Producer: Broc Cellars
Wine: Cabernet Franc, 2014
From: Berkeley / Santa Barbara, CA
What a beauty: herbal, bright and mineral. Broc Cellars’ Cab Franc may be from California, but try blind tasting it next to a Loire Valley wine and see if you can tell the difference. Those unable to find winemaker Chris Brockway's wines (they are fairly limited in production) can opt for one of his Loire Valley favorites (along with the coveted Clos Rougeard): Jerome Lenoir, in Chinon. But that wine is also limited production. Nab ‘em if you can!
Producer: Olga Raffault
Wine: Les Picasses, 2010
From: Chinon, FR
This is one of the classics, essentially a benchmark for outstanding Cab Franc, and price-wise it is an extraordinary value. "Les Picasses" grapes are sourced from a nicely sloped vineyard with 50-year-old vines, in Chinon. The wine sees a few years of oak aging, and then is aged in bottle before release. The 2010 really shows the potential of Cabernet Franc to mature, but if you can find the 2002, or especially the 1986 vintages, you’ll really see the grape's aging potential. Pair this wine with light or medium foods, like chicken or pork, to appreciate its tannic structure and medium body. Ideally, the wine needs 30 to 60 minutes to open up, and some may wish to decant so that those floral and herbal aromas come through strong.

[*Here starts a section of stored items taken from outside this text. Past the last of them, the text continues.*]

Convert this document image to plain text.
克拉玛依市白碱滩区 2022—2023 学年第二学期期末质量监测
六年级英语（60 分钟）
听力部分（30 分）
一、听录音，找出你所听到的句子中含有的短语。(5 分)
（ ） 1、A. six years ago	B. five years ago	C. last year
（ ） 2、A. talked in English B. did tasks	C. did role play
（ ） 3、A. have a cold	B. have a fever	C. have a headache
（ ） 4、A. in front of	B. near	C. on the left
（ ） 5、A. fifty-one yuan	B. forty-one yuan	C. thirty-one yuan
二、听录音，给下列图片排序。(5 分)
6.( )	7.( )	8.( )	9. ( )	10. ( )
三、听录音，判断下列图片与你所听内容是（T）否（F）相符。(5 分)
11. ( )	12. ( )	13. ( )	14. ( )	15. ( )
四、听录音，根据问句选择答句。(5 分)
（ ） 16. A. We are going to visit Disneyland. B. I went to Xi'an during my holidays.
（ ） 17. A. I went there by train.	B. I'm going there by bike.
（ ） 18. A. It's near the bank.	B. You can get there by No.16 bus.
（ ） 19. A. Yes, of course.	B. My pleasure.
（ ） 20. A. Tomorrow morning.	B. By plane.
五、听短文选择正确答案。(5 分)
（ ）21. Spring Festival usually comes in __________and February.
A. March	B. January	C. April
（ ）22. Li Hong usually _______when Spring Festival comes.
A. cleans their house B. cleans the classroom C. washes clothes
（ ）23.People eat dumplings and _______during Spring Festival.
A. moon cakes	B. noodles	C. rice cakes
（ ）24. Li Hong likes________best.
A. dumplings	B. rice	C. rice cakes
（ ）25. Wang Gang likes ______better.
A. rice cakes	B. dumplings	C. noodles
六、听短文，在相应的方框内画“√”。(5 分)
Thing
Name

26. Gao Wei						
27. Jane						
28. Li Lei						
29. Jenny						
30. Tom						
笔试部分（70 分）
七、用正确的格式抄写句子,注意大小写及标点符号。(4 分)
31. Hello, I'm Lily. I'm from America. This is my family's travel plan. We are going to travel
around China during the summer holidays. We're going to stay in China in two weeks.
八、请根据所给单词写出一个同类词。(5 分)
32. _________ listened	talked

Producer: Catherine and Pierre Breton
Wine: Trinch!, 2014
From: Bourgueil, FR
Centuries ago, a monk named Breton was entrusted with planting Cabernet Franc in Bourgeuil, so it is fitting that Pierre Breton now makes wine from that grape. This winery is part of the natural wine movement in the Loire Valley, which emphasizes the limited use of sulfur, a preservative that stabilizes wine. The story goes that Catherine and Pierre Breton started reducing sulfur use because they realized it caused a hangover—and they wanted to imbibe without repercussions. "Trinch!" is a refreshing, glouglou-style wine, meaning it goes down easy, with bright herbal notes and medium body. Serve this bottle chilled.